Using this recipe - while browsing a remote server - you can trick your browser into taking one file (JavaScript, HTML, image, ecc.) from a web server controlled by you, instead of from the original server.
This can be useful to test some changes on a production server without actually touching the deployed code.

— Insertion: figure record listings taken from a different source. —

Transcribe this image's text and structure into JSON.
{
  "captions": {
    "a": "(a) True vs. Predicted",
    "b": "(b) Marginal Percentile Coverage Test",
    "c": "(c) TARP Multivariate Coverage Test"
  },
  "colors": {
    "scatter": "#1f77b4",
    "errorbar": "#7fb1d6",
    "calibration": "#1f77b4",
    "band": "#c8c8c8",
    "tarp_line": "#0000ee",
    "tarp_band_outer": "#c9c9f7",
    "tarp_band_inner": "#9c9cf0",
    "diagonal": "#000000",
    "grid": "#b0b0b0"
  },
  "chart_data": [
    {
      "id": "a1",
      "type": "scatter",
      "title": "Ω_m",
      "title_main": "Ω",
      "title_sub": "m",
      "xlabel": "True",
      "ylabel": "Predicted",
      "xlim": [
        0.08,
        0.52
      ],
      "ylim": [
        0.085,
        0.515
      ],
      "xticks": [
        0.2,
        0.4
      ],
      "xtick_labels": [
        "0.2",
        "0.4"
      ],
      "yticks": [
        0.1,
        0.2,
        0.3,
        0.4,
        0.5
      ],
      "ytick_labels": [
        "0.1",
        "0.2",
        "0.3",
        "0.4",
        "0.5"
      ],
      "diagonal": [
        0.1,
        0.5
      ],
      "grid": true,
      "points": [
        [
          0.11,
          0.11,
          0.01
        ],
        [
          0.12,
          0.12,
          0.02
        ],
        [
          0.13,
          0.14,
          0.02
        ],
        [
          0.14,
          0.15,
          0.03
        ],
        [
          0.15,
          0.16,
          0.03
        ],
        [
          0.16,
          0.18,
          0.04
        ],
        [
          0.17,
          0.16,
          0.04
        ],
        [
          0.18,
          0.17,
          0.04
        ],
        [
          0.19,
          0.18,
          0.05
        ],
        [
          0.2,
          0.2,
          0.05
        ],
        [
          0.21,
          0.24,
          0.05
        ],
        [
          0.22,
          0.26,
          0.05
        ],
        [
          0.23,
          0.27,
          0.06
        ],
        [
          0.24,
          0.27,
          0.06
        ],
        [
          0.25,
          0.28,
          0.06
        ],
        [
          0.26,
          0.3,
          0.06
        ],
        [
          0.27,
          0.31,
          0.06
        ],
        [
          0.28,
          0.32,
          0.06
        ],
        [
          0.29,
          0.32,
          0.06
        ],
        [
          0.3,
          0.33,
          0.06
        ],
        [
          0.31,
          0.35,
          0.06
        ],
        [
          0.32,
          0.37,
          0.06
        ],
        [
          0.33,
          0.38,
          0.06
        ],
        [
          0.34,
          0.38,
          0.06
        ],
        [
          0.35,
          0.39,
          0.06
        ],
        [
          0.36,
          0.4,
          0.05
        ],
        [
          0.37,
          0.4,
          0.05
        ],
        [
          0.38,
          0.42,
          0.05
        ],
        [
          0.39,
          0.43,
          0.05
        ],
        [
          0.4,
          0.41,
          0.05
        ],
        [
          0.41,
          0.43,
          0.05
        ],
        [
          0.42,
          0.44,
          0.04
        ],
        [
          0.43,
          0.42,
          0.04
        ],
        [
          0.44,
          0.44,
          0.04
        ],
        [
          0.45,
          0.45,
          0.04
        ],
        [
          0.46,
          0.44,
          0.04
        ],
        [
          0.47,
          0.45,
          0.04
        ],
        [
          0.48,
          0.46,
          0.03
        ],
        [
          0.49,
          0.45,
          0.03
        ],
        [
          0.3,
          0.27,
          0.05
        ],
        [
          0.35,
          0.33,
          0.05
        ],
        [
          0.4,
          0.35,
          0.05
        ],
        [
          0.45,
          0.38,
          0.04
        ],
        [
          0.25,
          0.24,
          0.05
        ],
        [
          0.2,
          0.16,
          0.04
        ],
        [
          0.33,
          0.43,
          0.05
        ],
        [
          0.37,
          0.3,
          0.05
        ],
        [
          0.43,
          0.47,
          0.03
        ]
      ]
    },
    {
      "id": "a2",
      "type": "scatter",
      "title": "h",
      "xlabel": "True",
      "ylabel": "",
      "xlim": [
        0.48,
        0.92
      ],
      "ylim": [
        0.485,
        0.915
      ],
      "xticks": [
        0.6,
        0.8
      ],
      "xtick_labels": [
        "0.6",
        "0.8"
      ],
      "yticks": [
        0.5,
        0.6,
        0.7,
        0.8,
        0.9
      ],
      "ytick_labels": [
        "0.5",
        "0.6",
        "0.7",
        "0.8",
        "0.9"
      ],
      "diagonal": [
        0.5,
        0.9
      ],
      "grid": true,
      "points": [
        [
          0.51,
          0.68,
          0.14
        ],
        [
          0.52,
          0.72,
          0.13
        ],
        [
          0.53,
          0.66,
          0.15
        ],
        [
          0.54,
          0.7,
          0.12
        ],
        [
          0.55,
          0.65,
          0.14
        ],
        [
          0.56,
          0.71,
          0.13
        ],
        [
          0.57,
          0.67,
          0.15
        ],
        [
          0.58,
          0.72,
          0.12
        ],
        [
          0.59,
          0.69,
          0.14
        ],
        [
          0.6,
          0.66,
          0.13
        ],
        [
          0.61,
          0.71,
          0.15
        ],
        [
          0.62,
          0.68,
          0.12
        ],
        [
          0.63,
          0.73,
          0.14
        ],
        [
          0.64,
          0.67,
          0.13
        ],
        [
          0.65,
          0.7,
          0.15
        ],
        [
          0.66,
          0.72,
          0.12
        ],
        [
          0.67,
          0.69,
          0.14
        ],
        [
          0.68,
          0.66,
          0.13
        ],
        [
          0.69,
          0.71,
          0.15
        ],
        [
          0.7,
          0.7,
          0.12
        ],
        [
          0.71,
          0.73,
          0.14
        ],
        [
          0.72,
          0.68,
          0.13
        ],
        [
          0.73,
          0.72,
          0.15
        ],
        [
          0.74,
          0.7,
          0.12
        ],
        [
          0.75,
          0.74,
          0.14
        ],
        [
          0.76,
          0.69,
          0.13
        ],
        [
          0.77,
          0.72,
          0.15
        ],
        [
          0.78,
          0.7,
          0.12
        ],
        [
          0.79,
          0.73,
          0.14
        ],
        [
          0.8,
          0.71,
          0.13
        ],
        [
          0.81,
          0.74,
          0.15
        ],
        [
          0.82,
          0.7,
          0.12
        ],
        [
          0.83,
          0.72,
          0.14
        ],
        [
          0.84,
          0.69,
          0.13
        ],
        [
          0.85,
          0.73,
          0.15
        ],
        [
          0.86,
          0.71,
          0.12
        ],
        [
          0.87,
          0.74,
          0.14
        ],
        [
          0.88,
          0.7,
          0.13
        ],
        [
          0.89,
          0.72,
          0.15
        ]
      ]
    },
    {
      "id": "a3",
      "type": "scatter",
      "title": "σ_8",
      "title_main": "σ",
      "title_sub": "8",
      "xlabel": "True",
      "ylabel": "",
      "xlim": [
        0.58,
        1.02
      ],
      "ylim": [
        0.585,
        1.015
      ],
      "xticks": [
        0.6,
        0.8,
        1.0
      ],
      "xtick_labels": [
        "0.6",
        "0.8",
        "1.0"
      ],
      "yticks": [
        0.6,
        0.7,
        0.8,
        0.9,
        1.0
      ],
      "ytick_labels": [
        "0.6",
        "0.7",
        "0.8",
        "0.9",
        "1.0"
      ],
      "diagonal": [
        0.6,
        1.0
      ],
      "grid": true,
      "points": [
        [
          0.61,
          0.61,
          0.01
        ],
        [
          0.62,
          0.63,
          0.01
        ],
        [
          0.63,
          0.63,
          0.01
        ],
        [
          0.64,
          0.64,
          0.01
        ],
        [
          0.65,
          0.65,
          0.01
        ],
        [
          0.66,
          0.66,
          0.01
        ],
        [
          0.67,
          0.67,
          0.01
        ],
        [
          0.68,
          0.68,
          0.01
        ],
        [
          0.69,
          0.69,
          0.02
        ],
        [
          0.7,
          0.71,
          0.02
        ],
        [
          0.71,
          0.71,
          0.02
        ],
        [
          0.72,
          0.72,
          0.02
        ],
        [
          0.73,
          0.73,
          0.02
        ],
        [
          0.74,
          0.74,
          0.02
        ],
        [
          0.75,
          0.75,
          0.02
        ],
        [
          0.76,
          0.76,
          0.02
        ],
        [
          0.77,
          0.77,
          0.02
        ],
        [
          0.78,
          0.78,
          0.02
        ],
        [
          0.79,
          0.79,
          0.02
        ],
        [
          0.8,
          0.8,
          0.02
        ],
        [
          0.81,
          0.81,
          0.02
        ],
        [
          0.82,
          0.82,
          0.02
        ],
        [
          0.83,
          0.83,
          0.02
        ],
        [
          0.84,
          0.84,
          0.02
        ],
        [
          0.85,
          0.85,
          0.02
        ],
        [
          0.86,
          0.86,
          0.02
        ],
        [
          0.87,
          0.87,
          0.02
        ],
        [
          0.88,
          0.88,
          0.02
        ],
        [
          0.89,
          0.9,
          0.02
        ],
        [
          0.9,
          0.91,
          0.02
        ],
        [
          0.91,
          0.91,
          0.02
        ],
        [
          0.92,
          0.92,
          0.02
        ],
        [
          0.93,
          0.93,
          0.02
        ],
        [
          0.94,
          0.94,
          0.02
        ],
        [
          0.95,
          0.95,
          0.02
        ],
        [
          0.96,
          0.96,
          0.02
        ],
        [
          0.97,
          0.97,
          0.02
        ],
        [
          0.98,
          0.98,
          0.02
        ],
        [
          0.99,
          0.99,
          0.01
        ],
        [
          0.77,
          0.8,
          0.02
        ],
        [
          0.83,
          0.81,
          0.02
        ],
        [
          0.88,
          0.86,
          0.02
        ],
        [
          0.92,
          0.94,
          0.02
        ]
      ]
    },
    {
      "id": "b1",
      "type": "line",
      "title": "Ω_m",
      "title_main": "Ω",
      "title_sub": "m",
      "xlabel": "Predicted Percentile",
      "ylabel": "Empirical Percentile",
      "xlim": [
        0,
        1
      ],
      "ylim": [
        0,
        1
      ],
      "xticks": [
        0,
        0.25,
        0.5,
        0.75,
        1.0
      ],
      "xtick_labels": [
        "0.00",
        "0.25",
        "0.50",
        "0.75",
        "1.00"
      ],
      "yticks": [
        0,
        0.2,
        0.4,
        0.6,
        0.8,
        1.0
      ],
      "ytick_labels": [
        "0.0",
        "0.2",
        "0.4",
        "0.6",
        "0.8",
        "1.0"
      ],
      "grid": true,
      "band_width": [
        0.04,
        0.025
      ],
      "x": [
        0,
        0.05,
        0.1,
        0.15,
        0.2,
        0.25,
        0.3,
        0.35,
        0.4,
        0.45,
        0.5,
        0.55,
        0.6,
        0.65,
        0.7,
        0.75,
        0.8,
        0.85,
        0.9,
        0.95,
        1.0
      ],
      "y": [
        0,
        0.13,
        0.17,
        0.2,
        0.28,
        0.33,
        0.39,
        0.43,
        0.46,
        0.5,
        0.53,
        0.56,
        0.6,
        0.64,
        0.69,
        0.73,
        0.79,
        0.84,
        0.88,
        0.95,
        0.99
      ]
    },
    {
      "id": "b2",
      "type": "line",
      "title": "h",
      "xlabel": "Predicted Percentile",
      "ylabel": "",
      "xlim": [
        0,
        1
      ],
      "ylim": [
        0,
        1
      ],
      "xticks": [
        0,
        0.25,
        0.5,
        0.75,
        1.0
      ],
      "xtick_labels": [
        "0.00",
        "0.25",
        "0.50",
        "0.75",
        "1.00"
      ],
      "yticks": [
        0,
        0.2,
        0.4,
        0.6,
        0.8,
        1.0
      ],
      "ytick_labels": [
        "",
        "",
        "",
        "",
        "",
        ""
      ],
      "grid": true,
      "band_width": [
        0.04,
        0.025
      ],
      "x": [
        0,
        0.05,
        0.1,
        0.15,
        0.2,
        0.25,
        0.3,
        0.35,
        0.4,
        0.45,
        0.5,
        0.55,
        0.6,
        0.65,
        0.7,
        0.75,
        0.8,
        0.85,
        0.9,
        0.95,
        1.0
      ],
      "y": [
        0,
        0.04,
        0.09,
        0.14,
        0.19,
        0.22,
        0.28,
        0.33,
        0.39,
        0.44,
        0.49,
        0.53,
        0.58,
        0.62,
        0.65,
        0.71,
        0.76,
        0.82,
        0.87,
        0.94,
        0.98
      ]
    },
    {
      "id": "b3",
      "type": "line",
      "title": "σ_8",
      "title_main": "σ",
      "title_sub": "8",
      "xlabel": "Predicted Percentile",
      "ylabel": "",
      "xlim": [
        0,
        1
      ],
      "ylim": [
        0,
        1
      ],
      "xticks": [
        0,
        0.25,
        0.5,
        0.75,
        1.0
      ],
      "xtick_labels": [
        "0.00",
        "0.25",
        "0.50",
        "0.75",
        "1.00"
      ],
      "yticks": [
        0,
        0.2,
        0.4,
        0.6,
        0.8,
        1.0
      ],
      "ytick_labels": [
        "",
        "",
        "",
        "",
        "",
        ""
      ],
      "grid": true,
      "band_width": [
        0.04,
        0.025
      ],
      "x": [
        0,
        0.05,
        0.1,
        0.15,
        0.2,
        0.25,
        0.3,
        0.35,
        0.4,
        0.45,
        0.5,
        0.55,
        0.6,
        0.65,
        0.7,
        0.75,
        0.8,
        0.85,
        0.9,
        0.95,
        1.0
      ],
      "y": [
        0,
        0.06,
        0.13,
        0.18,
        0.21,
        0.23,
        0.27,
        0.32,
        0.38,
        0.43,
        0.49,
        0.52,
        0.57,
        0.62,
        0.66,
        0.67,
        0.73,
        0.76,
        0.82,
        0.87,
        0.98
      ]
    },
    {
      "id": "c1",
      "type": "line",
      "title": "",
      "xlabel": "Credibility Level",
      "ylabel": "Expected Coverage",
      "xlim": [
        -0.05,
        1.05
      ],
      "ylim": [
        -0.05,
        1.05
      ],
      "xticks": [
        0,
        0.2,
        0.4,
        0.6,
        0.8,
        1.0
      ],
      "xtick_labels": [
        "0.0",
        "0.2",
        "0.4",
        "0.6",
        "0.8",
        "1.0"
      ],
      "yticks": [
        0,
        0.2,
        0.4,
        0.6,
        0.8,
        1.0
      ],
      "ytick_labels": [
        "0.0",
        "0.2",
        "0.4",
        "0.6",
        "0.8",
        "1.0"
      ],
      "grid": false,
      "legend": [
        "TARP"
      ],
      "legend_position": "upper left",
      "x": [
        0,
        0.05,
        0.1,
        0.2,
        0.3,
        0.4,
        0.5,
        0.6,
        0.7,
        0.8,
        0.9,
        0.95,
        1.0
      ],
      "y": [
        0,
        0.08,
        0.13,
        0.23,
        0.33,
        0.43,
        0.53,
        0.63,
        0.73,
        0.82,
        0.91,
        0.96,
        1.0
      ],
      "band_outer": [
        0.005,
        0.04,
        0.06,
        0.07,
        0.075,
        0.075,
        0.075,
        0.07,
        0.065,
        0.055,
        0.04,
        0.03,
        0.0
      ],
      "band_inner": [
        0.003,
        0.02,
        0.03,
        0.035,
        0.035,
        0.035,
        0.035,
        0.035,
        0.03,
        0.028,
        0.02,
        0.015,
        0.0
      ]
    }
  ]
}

It works by telling the browser to use a proxy for a particular URL, and configure a fake web server to serve that content, eventually canged.
Create a file proxy.pac
and store it into your web server:
function FindProxyForURL(url, host) { if (shExpMatch(url, "http://remote.server.com:8084/subdir/page.jsp?query_string")) { return "PROXY your.server.org:8084"; } }
Configure a fake VirtualHost
on your web server:
NameVirtualHost *:8084 Listen 8084 <VirtualHost *:8084> ServerName remote.server.com DocumentRoot /var/www/remote.server.com ServerAdmin webmaster@rigacci.org ErrorLog /var/log/apache2/remote.server.com/error.log CustomLog /var/log/apache2/remote.server.com/access.log combined # Force .jsp to be served as HTML AddType text/html .jsp <Directory /var/www/remote.server.com> AllowOverride All </Directory> </VirtualHost>
Then put the fake file into the DocumentRoot for the VirtaulHost. In the example above it will be /var/www/remote.server.com/subdir/page.jsp
.
Configure the browser to use automatic proxy configuration, and give http://your.server.org/proxy.pac
as the URL.
NOTE: This trick does not work with Internet Explorer, because it caches the proxy configuration on a per-server basis. If one page from the server was got via proxy, all the subsequent pages will be too.